Michael Dumanis (born January 18, 1976, in Moscow, Russia) is an American poet, professor, and editor of poetry.
Dumanis’s first collection of poetry, My Soviet Union (University of Massachusetts Press, 2007), won the 2006 Juniper Prize for Poetry. Other works have appeared in literary journals, including Denver Quarterly, H.O.W. Journal, New England Review, Pleiades, "Ploughshares", Post Road, and Prairie Schooner.
Along with poet Cate Marvin, Dumanis coedited the anthology Legitimate Dangers: American Poets of the New Century (Sarabande Books, 2006). He also served as the Section Editor for the poetries of Bulgaria, Czech Republic, Macedonia, Russia, and Slovakia in The New European Poets, an anthology from Graywolf Press (2008).

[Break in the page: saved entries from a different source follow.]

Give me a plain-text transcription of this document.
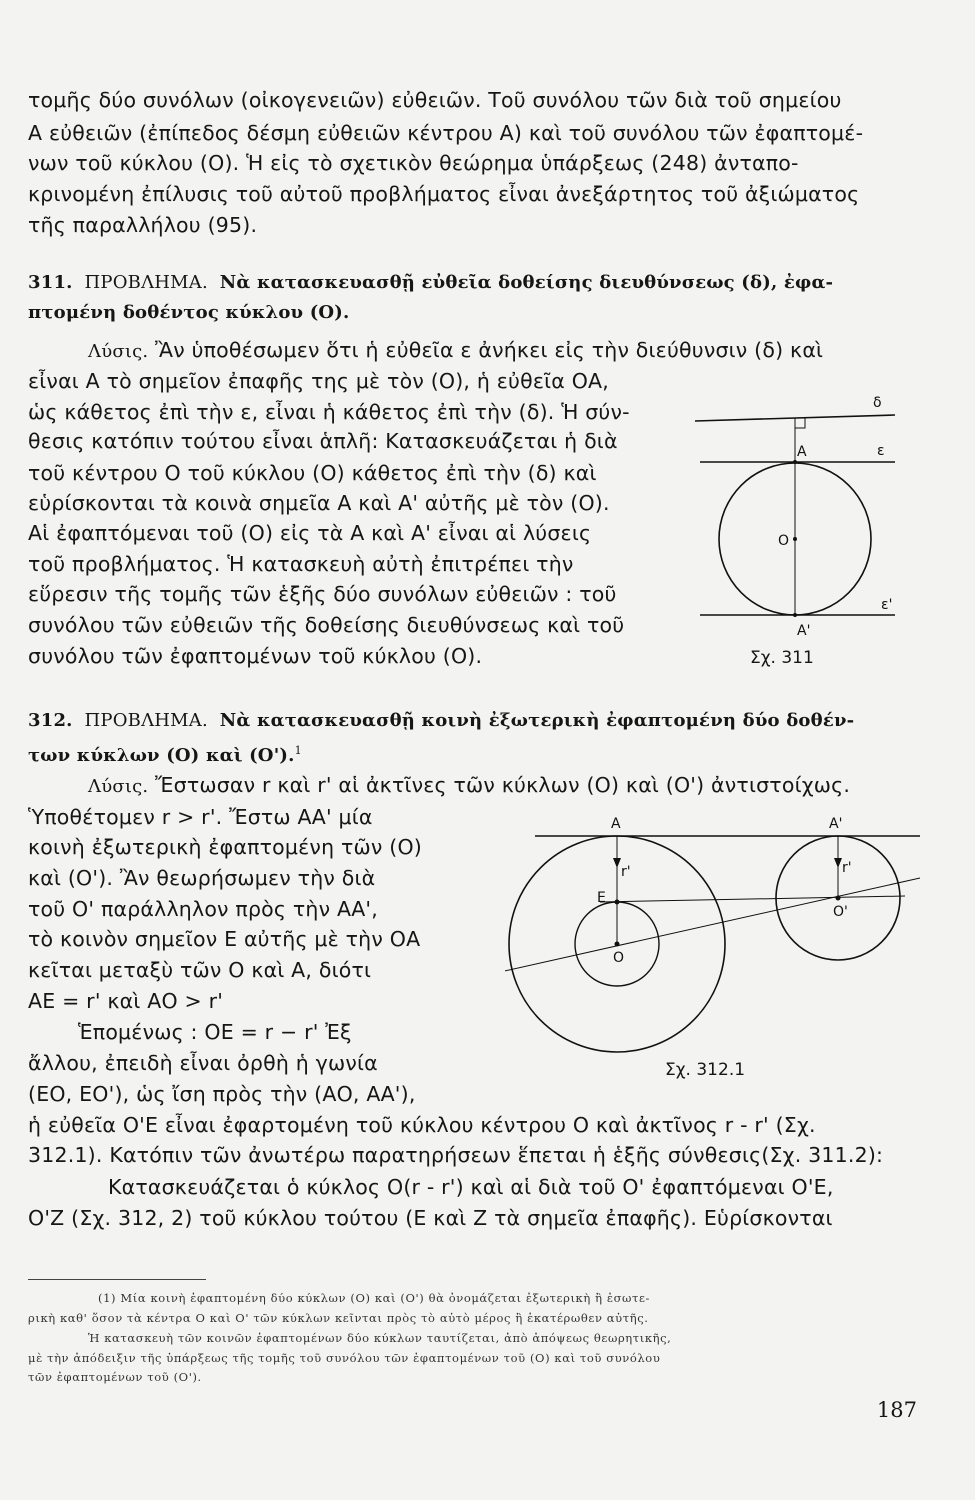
τομῆς δύο συνόλων (οἰκογενειῶν) εὐθειῶν. Τοῦ συνόλου τῶν διὰ τοῦ σημείου
Α εὐθειῶν (ἐπίπεδος δέσμη εὐθειῶν κέντρου Α) καὶ τοῦ συνόλου τῶν ἐφαπτομέ-
νων τοῦ κύκλου (Ο). Ἡ εἰς τὸ σχετικὸν θεώρημα ὑπάρξεως (248) ἀνταπο-
κρινομένη ἐπίλυσις τοῦ αὐτοῦ προβλήματος εἶναι ἀνεξάρτητος τοῦ ἀξιώματος
τῆς παραλλήλου (95).
311. ΠΡΟΒΛΗΜΑ. Νὰ κατασκευασθῇ εὐθεῖα δοθείσης διευθύνσεως (δ), ἐφα-
πτομένη δοθέντος κύκλου (Ο).
Λύσις. Ἂν ὑποθέσωμεν ὅτι ἡ εὐθεῖα ε ἀνήκει εἰς τὴν διεύθυνσιν (δ) καὶ
εἶναι Α τὸ σημεῖον ἐπαφῆς της μὲ τὸν (Ο), ἡ εὐθεῖα ΟΑ,
ὡς κάθετος ἐπὶ τὴν ε, εἶναι ἡ κάθετος ἐπὶ τὴν (δ). Ἡ σύν-
θεσις κατόπιν τούτου εἶναι ἁπλῆ: Κατασκευάζεται ἡ διὰ
τοῦ κέντρου Ο τοῦ κύκλου (Ο) κάθετος ἐπὶ τὴν (δ) καὶ
εὑρίσκονται τὰ κοινὰ σημεῖα Α καὶ Α' αὐτῆς μὲ τὸν (Ο).
Αἱ ἐφαπτόμεναι τοῦ (Ο) εἰς τὰ Α καὶ Α' εἶναι αἱ λύσεις
τοῦ προβλήματος. Ἡ κατασκευὴ αὐτὴ ἐπιτρέπει τὴν
εὕρεσιν τῆς τομῆς τῶν ἑξῆς δύο συνόλων εὐθειῶν : τοῦ
συνόλου τῶν εὐθειῶν τῆς δοθείσης διευθύνσεως καὶ τοῦ
συνόλου τῶν ἐφαπτομένων τοῦ κύκλου (Ο).
δ
ε
ε'
Α
Ο
Α'
Σχ. 311
312. ΠΡΟΒΛΗΜΑ. Νὰ κατασκευασθῇ κοινὴ ἐξωτερικὴ ἐφαπτομένη δύο δοθέν-
των κύκλων (Ο) καὶ (Ο').$^1$
Λύσις. Ἔστωσαν r καὶ r' αἱ ἀκτῖνες τῶν κύκλων (Ο) καὶ (Ο') ἀντιστοίχως.
Ὑποθέτομεν r > r'. Ἔστω ΑΑ' μία
κοινὴ ἐξωτερικὴ ἐφαπτομένη τῶν (Ο)
καὶ (Ο'). Ἂν θεωρήσωμεν τὴν διὰ
τοῦ Ο' παράλληλον πρὸς τὴν ΑΑ',
τὸ κοινὸν σημεῖον Ε αὐτῆς μὲ τὴν ΟΑ
κεῖται μεταξὺ τῶν Ο καὶ Α, διότι
ΑΕ = r' καὶ ΑΟ > r'
Ἑπομένως : ΟΕ = r − r' Ἐξ
ἄλλου, ἐπειδὴ εἶναι ὀρθὴ ἡ γωνία
(ΕΟ, ΕΟ'), ὡς ἴση πρὸς τὴν (ΑΟ, ΑΑ'),
ἡ εὐθεῖα Ο'Ε εἶναι ἐφαρτομένη τοῦ κύκλου κέντρου Ο καὶ ἀκτῖνος r - r' (Σχ.
312.1). Κατόπιν τῶν ἀνωτέρω παρατηρήσεων ἕπεται ἡ ἑξῆς σύνθεσις(Σχ. 311.2):
Κατασκευάζεται ὁ κύκλος Ο(r - r') καὶ αἱ διὰ τοῦ Ο' ἐφαπτόμεναι Ο'Ε,
Ο'Ζ (Σχ. 312, 2) τοῦ κύκλου τούτου (Ε καὶ Ζ τὰ σημεῖα ἐπαφῆς). Εὑρίσκονται
Α	Α'
r'	r'
Ε
Ο
Ο'
Σχ. 312.1
(1) Μία κοινὴ ἐφαπτομένη δύο κύκλων (Ο) καὶ (Ο') θὰ ὀνομάζεται ἐξωτερικὴ ἢ ἐσωτε-
ρικὴ καθ' ὅσον τὰ κέντρα Ο καὶ Ο' τῶν κύκλων κεῖνται πρὸς τὸ αὐτὸ μέρος ἢ ἑκατέρωθεν αὐτῆς.
Ἡ κατασκευὴ τῶν κοινῶν ἐφαπτομένων δύο κύκλων ταυτίζεται, ἀπὸ ἀπόψεως θεωρητικῆς,
μὲ τὴν ἀπόδειξιν τῆς ὑπάρξεως τῆς τομῆς τοῦ συνόλου τῶν ἐφαπτομένων τοῦ (Ο) καὶ τοῦ συνόλου
τῶν ἐφαπτομένων τοῦ (Ο').
187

Additionally, he acted as the editor for Cleveland State University Poetry Center's new publications from 2007, when he took over the small press’s directorship, until 2012.

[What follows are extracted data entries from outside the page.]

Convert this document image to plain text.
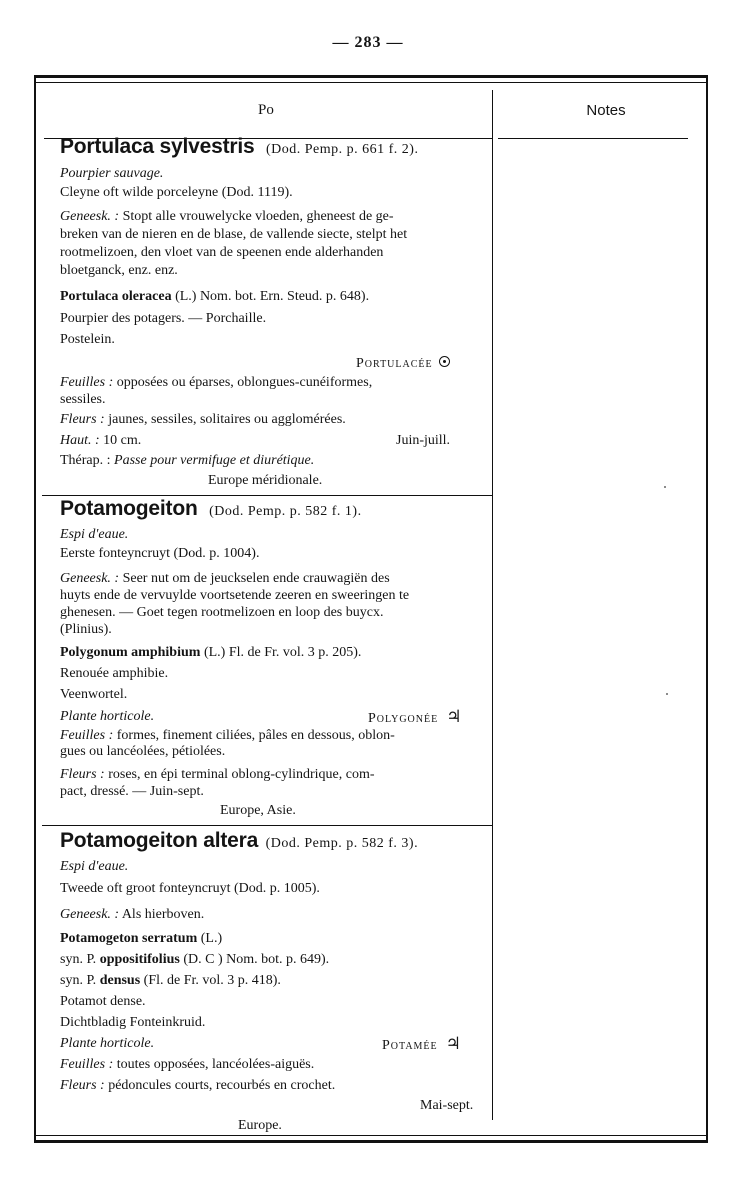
— 283 —
Po	Notes
Portulaca sylvestris (Dod. Pemp. p. 661 f. 2).
Pourpier sauvage.
Cleyne oft wilde porceleyne (Dod. 1119).
Geneesk. : Stopt alle vrouwelycke vloeden, gheneest de ge-
breken van de nieren en de blase, de vallende siecte, stelpt het
rootmelizoen, den vloet van de speenen ende alderhanden
bloetganck, enz. enz.
Portulaca oleracea (L.) Nom. bot. Ern. Steud. p. 648).
Pourpier des potagers. — Porchaille.
Postelein.
Portulacée
Feuilles : opposées ou éparses, oblongues-cunéiformes,
sessiles.
Fleurs : jaunes, sessiles, solitaires ou agglomérées.
Haut. : 10 cm.	Juin-juill.
Thérap. : Passe pour vermifuge et diurétique.
Europe méridionale.
Potamogeiton (Dod. Pemp. p. 582 f. 1).
Espi d'eaue.
Eerste fonteyncruyt (Dod. p. 1004).
Geneesk. : Seer nut om de jeuckselen ende crauwagiën des
huyts ende de vervuylde voortsetende zeeren en sweeringen te
ghenesen. — Goet tegen rootmelizoen en loop des buycx.
(Plinius).
Polygonum amphibium (L.) Fl. de Fr. vol. 3 p. 205).
Renouée amphibie.
Veenwortel.
Plante horticole.	Polygonée ♃
Feuilles : formes, finement ciliées, pâles en dessous, oblon-
gues ou lancéolées, pétiolées.
Fleurs : roses, en épi terminal oblong-cylindrique, com-
pact, dressé. — Juin-sept.
Europe, Asie.
Potamogeiton altera (Dod. Pemp. p. 582 f. 3).
Espi d'eaue.
Tweede oft groot fonteyncruyt (Dod. p. 1005).
Geneesk. : Als hierboven.
Potamogeton serratum (L.)
syn. P. oppositifolius (D. C ) Nom. bot. p. 649).
syn. P. densus (Fl. de Fr. vol. 3 p. 418).
Potamot dense.
Dichtbladig Fonteinkruid.
Plante horticole.	Potamée ♃
Feuilles : toutes opposées, lancéolées-aiguës.
Fleurs : pédoncules courts, recourbés en crochet.
Mai-sept.
Europe.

Born in the former Soviet Union, Dumanis came to the United States with his parents when they were granted political asylum in 1981. From 2005–2007, he taught creative writing at Nebraska Wesleyan University in Lincoln, Nebraska. From 2007 to 2012, was a professor of English at Cleveland State University and served as Director of the Cleveland State University Poetry Center, a literary small press. In 2012, he joined the literature faculty at Bennington College. He divides his time between Bennington, Vermont and Brooklyn.